Case Report Identifies Mutation in Non-complement Gene That Can Cause aHUS
Researchers have identified a novel mutation in the gene DGKE that can cause atypical hemolytic uremic syndrome (aHUS) but is not part of the complement system, suggesting that complement activation does not always underlie the disease.
The case report, “Whole exome sequencing revealed a novel homozygous variant in the DGKE catalytic domain: a case report of familial hemolytic uremic syndrome,” was published in BMC Medical Genetics.
aHUS is characterized by clots that form in the blood vessels of the kidney, causing damage. These clots often form as a result of genetic mutations; most commonly, aHUS-causing mutations affect the complement system, which is group of more than 20 proteins involved in immune responses.
But mutations in other genes outside the complement system may also cause the disease.
Researchers at the Iran University of Medical Sciences reported the case of a 19-year-old female whose aHUS was caused by a previously unknown mutation in DGKE, a non-complement factor gene, and whose complement factors were all within normal levels.
The woman was the daughter of consanguineous parents who did not have aHUS. Her older sister had died at 7 months of age due to the disease.
The patient was suspected of having aHUS at the age of 7.5 months, when she was referred to the hospital due to labwork that indicated kidney damage (e.g. elevated creatinine). She also had anemia, caused by the death of red blood cells, and low platelet levels, which “were consistent with the hemolytic uremic syndrome,” the investigators wrote.
The patient and her parents underwent whole exome sequencing — a type of genetic sequencing that determines the sequence of only the parts of the genome that code for proteins, around 2% of the total genome.
The genetic analysis revealed that the woman, but not her parents, had homozygous mutations in the gene DGKE (diacylglycerol kinase epsilon), which encodes a protein of the same name. Homozygous means that the same mutation was identified in both copies of the gene (one inherited from each parent).

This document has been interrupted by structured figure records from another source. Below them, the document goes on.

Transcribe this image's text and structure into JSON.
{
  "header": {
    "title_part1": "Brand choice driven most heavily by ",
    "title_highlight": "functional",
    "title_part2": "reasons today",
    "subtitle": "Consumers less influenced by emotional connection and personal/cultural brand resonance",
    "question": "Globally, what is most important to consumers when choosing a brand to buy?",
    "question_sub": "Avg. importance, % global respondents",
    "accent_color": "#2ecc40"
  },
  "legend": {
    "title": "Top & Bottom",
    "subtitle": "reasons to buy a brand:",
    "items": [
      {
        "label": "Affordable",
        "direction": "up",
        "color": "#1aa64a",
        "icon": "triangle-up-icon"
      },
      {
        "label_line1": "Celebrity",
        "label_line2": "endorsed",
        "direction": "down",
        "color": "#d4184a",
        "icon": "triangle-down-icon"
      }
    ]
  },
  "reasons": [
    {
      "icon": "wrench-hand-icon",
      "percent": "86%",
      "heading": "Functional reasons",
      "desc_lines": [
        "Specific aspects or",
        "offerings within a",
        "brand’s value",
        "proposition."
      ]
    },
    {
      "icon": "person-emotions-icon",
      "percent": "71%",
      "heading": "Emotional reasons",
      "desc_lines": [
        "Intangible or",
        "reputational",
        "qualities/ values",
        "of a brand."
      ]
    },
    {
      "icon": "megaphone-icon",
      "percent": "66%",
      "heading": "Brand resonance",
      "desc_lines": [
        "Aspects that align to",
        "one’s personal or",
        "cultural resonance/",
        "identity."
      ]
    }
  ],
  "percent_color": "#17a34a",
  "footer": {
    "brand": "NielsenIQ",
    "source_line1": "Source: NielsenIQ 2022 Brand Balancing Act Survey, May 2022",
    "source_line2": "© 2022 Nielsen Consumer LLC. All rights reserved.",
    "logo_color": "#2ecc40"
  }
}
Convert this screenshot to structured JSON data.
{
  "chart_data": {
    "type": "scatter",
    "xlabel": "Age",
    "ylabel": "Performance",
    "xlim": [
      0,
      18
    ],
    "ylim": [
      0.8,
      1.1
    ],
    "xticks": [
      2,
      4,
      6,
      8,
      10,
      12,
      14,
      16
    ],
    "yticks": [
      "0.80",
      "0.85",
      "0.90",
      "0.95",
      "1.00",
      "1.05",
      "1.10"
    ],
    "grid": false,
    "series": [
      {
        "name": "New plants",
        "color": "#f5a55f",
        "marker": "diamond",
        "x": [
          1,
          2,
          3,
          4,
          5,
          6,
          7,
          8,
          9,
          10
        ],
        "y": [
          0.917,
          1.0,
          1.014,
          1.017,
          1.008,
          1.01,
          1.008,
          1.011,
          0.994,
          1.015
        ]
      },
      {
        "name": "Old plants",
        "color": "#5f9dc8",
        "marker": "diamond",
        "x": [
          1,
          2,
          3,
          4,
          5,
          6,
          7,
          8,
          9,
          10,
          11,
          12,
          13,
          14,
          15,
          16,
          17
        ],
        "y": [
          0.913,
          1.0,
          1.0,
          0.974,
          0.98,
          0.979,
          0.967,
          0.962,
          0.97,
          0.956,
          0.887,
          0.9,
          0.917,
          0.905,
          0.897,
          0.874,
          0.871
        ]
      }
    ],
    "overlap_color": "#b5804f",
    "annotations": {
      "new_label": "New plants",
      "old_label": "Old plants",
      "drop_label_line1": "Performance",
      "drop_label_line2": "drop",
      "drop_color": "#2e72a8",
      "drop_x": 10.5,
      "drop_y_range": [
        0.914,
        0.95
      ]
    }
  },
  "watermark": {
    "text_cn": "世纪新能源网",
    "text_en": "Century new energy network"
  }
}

The specific mutation detected was termed c.942C > G or p.Asn314Lys, referring to the change to the genetic code and the resultant protein sequence, respectively.
Of note, DGKE is not a complement-associated gene, making it somewhat unusual as a cause of aHUS. Nonetheless, the DGKE protein “has strong prothrombotic [pro-clotting] effects,” the investigators wrote.
While DGKE mutations causing aHUS have been previously reported, this particular mutation has not. To further evaluate whether the mutation would be likely to cause disease, the investigators compared the wild-type and mutated DGKE protein using computational models.
“The results of prediction software packages and 3-D structure analysis suggest that the DGKE p.Asn314Lys variant might have a potentially pathogenic effect on enzyme activity,” they wrote.
Based on the above data, the researchers categorized the detected mutation as “likely pathogenic” — meaning there is evidence supporting the mutation as a cause of aHUS, but it hasn’t been definitively proven.
“We could consider the (c.942C > G, p.Asn314Lys) variant in DGKE as a causative variant for aHUS; however, additional studies on the effects of this variant on DGKE 3-D structure would be helpful for collecting more evidence,” the investigators concluded.